Communication technology is so important for modernized utility grids in fact that an organization called the WiSun Alliance is creating standards for that allow vendors to create products that can be used by a variety of utilities, something like WiFi for electric grids.

Modernizing In Phases Can Mitigate Risks

HECO’s previous grid modernization plan had an enormous amount of information. Running 587 pages, the document outlined 10 major components, including advanced meters and advanced systems to manage outages and data.

Although the PUC’s order left HECO the option of refiling, the company is taking a different approach, Ching said.

HECO has spent considerable time talking to stakeholders, he said.

This has meant h0lding focus groups with residential ratepayers, and organizing panel discussions events like the May series executives from companies ranging from smaller firms like Stem to giants such as Siemens and General Electric.
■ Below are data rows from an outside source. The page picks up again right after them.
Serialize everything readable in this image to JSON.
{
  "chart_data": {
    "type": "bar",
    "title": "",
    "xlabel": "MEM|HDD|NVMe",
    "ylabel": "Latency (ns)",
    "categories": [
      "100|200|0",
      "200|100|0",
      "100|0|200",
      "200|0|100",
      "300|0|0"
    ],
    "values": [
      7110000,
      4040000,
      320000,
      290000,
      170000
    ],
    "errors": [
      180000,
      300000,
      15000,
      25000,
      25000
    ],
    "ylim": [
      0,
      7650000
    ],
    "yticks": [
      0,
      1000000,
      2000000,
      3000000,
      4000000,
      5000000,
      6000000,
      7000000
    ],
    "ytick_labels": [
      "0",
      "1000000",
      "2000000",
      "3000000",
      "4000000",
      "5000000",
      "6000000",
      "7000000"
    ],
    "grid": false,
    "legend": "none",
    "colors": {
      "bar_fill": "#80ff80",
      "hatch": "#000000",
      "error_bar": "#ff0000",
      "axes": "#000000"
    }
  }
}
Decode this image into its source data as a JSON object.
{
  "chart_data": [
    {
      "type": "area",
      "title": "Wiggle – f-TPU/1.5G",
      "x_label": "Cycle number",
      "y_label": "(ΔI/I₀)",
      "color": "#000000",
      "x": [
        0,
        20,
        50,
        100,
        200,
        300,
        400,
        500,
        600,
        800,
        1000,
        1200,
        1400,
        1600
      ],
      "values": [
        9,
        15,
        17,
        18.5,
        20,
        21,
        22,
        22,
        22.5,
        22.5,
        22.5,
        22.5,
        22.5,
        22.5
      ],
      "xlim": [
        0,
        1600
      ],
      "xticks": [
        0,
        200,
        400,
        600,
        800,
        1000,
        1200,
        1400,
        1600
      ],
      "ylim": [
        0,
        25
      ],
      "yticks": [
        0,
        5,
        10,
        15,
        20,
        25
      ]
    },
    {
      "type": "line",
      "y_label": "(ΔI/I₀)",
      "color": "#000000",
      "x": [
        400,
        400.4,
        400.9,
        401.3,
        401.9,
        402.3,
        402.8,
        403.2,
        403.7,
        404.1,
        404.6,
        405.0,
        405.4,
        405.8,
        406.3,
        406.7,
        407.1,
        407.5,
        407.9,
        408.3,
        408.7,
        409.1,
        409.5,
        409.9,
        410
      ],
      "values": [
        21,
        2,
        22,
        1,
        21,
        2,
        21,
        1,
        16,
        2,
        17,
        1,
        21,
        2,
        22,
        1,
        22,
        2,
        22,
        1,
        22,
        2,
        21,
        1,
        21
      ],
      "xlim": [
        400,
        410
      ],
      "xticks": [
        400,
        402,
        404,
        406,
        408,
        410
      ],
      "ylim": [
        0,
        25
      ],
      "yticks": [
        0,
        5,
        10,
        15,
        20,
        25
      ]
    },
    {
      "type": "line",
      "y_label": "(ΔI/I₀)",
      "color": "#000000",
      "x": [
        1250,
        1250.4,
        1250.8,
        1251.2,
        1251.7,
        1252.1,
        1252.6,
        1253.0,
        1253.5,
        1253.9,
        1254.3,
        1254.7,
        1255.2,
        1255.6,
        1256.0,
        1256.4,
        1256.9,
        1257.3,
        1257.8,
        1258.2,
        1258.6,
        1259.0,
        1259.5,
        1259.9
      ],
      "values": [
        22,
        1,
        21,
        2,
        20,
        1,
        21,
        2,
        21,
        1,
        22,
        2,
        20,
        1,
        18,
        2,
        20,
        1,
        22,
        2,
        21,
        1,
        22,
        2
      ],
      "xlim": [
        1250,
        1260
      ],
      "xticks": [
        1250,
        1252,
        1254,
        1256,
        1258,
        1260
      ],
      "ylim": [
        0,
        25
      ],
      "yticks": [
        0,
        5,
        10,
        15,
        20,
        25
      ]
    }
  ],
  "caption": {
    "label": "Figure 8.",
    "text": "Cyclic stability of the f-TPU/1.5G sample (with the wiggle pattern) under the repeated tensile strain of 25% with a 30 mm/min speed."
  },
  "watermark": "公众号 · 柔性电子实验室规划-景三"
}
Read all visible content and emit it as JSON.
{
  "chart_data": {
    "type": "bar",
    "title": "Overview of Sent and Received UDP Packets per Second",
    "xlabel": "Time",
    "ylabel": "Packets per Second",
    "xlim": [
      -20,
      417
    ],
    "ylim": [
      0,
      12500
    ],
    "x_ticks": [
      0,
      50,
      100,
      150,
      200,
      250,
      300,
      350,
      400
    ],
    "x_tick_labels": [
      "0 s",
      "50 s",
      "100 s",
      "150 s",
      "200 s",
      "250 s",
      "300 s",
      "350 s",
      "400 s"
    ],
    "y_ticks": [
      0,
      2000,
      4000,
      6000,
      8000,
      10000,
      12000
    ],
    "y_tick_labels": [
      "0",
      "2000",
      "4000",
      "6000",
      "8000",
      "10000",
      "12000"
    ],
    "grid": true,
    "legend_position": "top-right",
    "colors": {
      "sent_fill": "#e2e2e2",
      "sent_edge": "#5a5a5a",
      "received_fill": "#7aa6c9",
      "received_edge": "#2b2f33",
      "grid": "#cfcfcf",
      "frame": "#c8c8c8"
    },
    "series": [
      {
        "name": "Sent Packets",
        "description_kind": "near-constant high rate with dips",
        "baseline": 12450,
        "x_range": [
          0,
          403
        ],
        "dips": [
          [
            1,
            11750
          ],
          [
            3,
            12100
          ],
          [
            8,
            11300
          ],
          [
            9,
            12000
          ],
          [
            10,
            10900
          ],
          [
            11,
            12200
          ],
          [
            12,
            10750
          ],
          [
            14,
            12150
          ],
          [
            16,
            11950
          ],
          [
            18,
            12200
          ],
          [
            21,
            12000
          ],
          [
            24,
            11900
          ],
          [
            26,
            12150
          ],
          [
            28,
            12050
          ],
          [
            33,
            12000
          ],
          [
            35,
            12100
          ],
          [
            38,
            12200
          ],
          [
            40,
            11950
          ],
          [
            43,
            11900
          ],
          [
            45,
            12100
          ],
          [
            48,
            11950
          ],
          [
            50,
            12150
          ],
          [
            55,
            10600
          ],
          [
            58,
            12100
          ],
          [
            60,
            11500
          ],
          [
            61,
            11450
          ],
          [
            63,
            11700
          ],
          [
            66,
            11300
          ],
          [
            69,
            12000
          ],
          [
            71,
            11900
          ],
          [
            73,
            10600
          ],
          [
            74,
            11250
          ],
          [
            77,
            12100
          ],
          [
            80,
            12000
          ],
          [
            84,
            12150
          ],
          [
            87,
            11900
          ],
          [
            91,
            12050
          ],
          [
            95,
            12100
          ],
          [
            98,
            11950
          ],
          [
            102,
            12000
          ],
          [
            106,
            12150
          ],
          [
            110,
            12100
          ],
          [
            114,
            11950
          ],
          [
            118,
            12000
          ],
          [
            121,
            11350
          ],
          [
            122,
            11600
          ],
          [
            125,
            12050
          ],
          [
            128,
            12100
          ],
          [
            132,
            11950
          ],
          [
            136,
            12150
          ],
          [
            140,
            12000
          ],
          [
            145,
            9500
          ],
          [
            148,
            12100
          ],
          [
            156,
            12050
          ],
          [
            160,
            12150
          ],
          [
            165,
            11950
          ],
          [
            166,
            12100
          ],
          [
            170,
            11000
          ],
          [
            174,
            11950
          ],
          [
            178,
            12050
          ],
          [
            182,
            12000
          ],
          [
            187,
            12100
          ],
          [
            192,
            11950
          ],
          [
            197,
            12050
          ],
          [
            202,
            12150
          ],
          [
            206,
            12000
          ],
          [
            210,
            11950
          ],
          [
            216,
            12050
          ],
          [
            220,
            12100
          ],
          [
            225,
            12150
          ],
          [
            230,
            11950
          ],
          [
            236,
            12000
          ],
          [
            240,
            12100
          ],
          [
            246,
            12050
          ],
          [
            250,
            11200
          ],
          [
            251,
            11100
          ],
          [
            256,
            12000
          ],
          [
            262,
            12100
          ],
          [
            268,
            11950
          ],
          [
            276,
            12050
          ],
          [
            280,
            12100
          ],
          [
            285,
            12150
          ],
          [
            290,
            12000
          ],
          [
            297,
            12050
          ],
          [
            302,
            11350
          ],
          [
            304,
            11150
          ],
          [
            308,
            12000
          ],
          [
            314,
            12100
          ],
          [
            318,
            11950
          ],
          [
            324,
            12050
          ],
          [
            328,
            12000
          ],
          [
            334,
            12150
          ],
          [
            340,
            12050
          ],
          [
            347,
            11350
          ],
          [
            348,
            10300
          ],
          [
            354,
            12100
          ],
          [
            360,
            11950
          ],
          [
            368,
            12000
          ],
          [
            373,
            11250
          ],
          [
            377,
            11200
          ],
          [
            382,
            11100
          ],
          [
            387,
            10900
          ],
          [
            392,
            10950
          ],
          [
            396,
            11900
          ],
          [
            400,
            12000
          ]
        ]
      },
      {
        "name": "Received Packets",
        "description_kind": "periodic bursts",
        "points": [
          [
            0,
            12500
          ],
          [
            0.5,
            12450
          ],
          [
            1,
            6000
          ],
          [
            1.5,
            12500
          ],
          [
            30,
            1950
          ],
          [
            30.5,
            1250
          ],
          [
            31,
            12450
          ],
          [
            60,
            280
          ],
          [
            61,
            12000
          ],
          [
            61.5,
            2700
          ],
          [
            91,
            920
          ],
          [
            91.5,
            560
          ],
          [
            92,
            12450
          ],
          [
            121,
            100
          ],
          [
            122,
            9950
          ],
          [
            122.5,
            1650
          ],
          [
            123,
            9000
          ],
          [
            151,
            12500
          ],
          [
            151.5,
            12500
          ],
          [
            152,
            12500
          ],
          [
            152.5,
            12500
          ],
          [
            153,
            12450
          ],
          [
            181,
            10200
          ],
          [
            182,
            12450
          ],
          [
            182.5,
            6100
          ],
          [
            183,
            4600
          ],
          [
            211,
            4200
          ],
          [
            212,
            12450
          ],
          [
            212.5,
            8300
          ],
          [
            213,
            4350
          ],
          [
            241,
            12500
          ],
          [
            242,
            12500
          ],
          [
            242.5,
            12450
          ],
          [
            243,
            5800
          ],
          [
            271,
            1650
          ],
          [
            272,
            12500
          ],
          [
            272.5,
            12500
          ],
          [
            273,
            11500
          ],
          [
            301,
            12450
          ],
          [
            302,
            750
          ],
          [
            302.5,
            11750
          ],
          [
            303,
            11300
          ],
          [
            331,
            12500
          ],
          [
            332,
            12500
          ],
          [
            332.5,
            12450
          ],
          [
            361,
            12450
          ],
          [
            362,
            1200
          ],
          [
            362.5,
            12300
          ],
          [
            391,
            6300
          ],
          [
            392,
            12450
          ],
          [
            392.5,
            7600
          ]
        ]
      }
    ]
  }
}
Instead of refiling a project application for a system-wide project with a specific cost estimate, the draft is more a strategy outline that envisions a modernization program that will take place in phases with “conceptual cost estimates.”

A phased approach will prevent HECO from being locked into any one technology that would then be applied to nearly half a million customers. That lowers risks, Ching said. It also lets HECO make upgrades strategically based on customer needs.

In simple terms, this means HECO won’t be locked into making everyone use the grid equivalent of an old Blackberry, when the news iPhone might be just around the corner.

“We’re not making one big bet on one product,” he said.

Meanwhile, companies like Stem Inc. are playing a role through pilot programs like its energy storage venture with HECO. Stem’s Glauthier said modernizing Hawaii’s grid is a long-term adventure.

“We’re embarking on a journey that we don’t know the last 10 years of, or the last five years of,” he said.

For now, he said, “There’s a lot of focus on the first five years.”

Whatever form it takes, Glauthier said, the grid is here to stay.

He said he doesn’t put much stock in the doomsday scenario of people leaving the grid after setting up their own solar and storage systems, thereby driving up the rates of remaining utility customers and causing more defections.

“It would be silly to think there aren’t economies of scale in energy production,” he said. “Of course, there are.”